Mais, tous les observateurs s’entendent pour dire qu’il a le grand désavantage d’être français. Sa nomination apparaîtrait comme une double défaite pour la chancelière allemande, par ailleurs déjà affaiblie. Tout cela à un moment où les désaccords se multiplient entre l’Allemagne et la France. Sans oublier que cette dernière reste un mauvais élève sur le plan économique et demeure plutôt isolée en Europe.

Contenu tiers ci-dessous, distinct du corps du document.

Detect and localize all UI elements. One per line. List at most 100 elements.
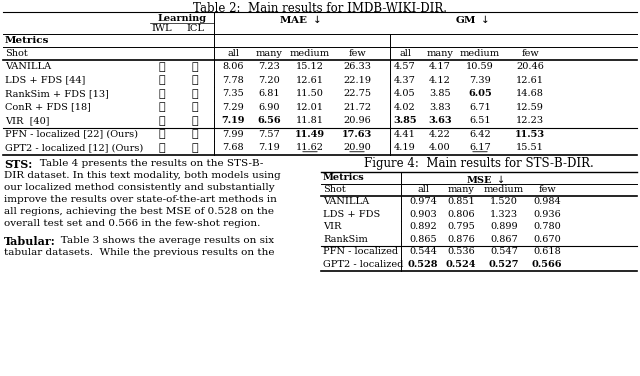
Text: STS:: STS: <box>4 159 32 170</box>
Text: few: few <box>521 49 539 58</box>
Text: medium: medium <box>290 49 330 58</box>
Text: ✗: ✗ <box>159 143 165 153</box>
Text: 0.528: 0.528 <box>408 260 438 269</box>
Text: 4.17: 4.17 <box>429 62 451 71</box>
Text: LDS + FDS [44]: LDS + FDS [44] <box>5 76 85 85</box>
Text: 7.99: 7.99 <box>222 130 244 139</box>
Text: 0.984: 0.984 <box>533 197 561 206</box>
Text: 11.62: 11.62 <box>296 143 324 152</box>
Text: 12.61: 12.61 <box>296 76 324 85</box>
Text: ✗: ✗ <box>192 116 198 126</box>
Text: GPT2 - localized: GPT2 - localized <box>323 260 403 269</box>
Text: 6.42: 6.42 <box>469 130 491 139</box>
Text: Table 4 presents the results on the STS-B-: Table 4 presents the results on the STS-… <box>30 159 264 168</box>
Text: DIR dataset. In this text modality, both models using: DIR dataset. In this text modality, both… <box>4 171 281 180</box>
Text: tabular datasets.  While the previous results on the: tabular datasets. While the previous res… <box>4 248 275 257</box>
Text: 6.17: 6.17 <box>469 143 491 152</box>
Text: VANILLA: VANILLA <box>323 197 369 206</box>
Text: VANILLA: VANILLA <box>5 62 51 71</box>
Text: 7.29: 7.29 <box>222 103 244 112</box>
Text: RankSim: RankSim <box>323 235 368 244</box>
Text: 7.19: 7.19 <box>221 116 244 125</box>
Text: 0.566: 0.566 <box>532 260 563 269</box>
Text: 4.22: 4.22 <box>429 130 451 139</box>
Text: 6.71: 6.71 <box>469 103 491 112</box>
Text: 17.63: 17.63 <box>342 130 372 139</box>
Text: 10.59: 10.59 <box>466 62 494 71</box>
Text: 0.618: 0.618 <box>533 247 561 256</box>
Text: ✗: ✗ <box>192 89 198 99</box>
Text: 15.12: 15.12 <box>296 62 324 71</box>
Text: 3.83: 3.83 <box>429 103 451 112</box>
Text: 12.61: 12.61 <box>516 76 544 85</box>
Text: ✓: ✓ <box>159 116 165 126</box>
Text: 20.96: 20.96 <box>343 116 371 125</box>
Text: all: all <box>417 185 429 194</box>
Text: PFN - localized: PFN - localized <box>323 247 398 256</box>
Text: ✗: ✗ <box>192 102 198 112</box>
Text: Shot: Shot <box>323 185 346 194</box>
Text: 7.20: 7.20 <box>258 76 280 85</box>
Text: Metrics: Metrics <box>323 173 365 182</box>
Text: VIR  [40]: VIR [40] <box>5 116 49 125</box>
Text: ✓: ✓ <box>159 62 165 72</box>
Text: VIR: VIR <box>323 222 341 231</box>
Text: 0.899: 0.899 <box>490 222 518 231</box>
Text: 0.795: 0.795 <box>447 222 475 231</box>
Text: 4.37: 4.37 <box>394 76 416 85</box>
Text: Tabular:: Tabular: <box>4 236 56 247</box>
Text: 7.39: 7.39 <box>469 76 491 85</box>
Text: Table 3 shows the average results on six: Table 3 shows the average results on six <box>51 236 274 245</box>
Text: ✓: ✓ <box>192 143 198 153</box>
Text: medium: medium <box>460 49 500 58</box>
Text: 11.50: 11.50 <box>296 89 324 98</box>
Text: 1.323: 1.323 <box>490 210 518 219</box>
Text: 0.806: 0.806 <box>447 210 475 219</box>
Text: 6.51: 6.51 <box>469 116 491 125</box>
Text: Learning: Learning <box>157 14 207 23</box>
Text: 0.527: 0.527 <box>489 260 519 269</box>
Text: 0.670: 0.670 <box>533 235 561 244</box>
Text: 11.49: 11.49 <box>295 130 325 139</box>
Text: 0.547: 0.547 <box>490 247 518 256</box>
Text: 8.06: 8.06 <box>222 62 244 71</box>
Text: overall test set and 0.566 in the few-shot region.: overall test set and 0.566 in the few-sh… <box>4 218 260 227</box>
Text: 15.51: 15.51 <box>516 143 544 152</box>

L’autre candidat qui semblait taillé pour le poste est l’ancienne commissaire à la Concurrence Margrethe Vestager. Face à un blocage, il ne serait pas impossible que la nomination d’une première femme à la présidence de la Commission permette de sortir de l’impasse avec panache. Membre des libéraux (comme Emmanuel Macron), Vestager s’est fait remarquer par son combat contre les géants du numérique. À son désavantage, précisons que c’est elle qui avait bloqué l’accord Alstom-Siemens, qui aurait permis de créer un géant européen du chemin de fer. Autre problème, son pays n’est pas membre de la zone euro.

Depuis vendredi, plusieurs nouveaux noms circulent. On évoque ceux de la présidente croate Kolinda Grabar-Kitarovic et du premier ministre belge Charles Michel. Même celui de l’actuel président du Conseil, Donald Tusk, n’est pas écarté. Il y a quelques jours, Emmanuel Macron n’avait-il pas lancé celui d’Angela Merkel ?

L’heureux élu doit obtenir le soutien de 21 des 28 dirigeants européens et une majorité de 376 voix.

Les 28 se reverront exceptionnellement le 30 juin afin que le nouveau Parlement puisse se réunir comme prévu le 2 juillet. Car, dans l’Union européenne, tout procède du choix du président de la Commission. Il reste à peine plus d’une semaine pour sortir de l’impasse. « Il est plus facile d’élire le pape », a ironisé le premier ministre irlandais Leo Varadkar.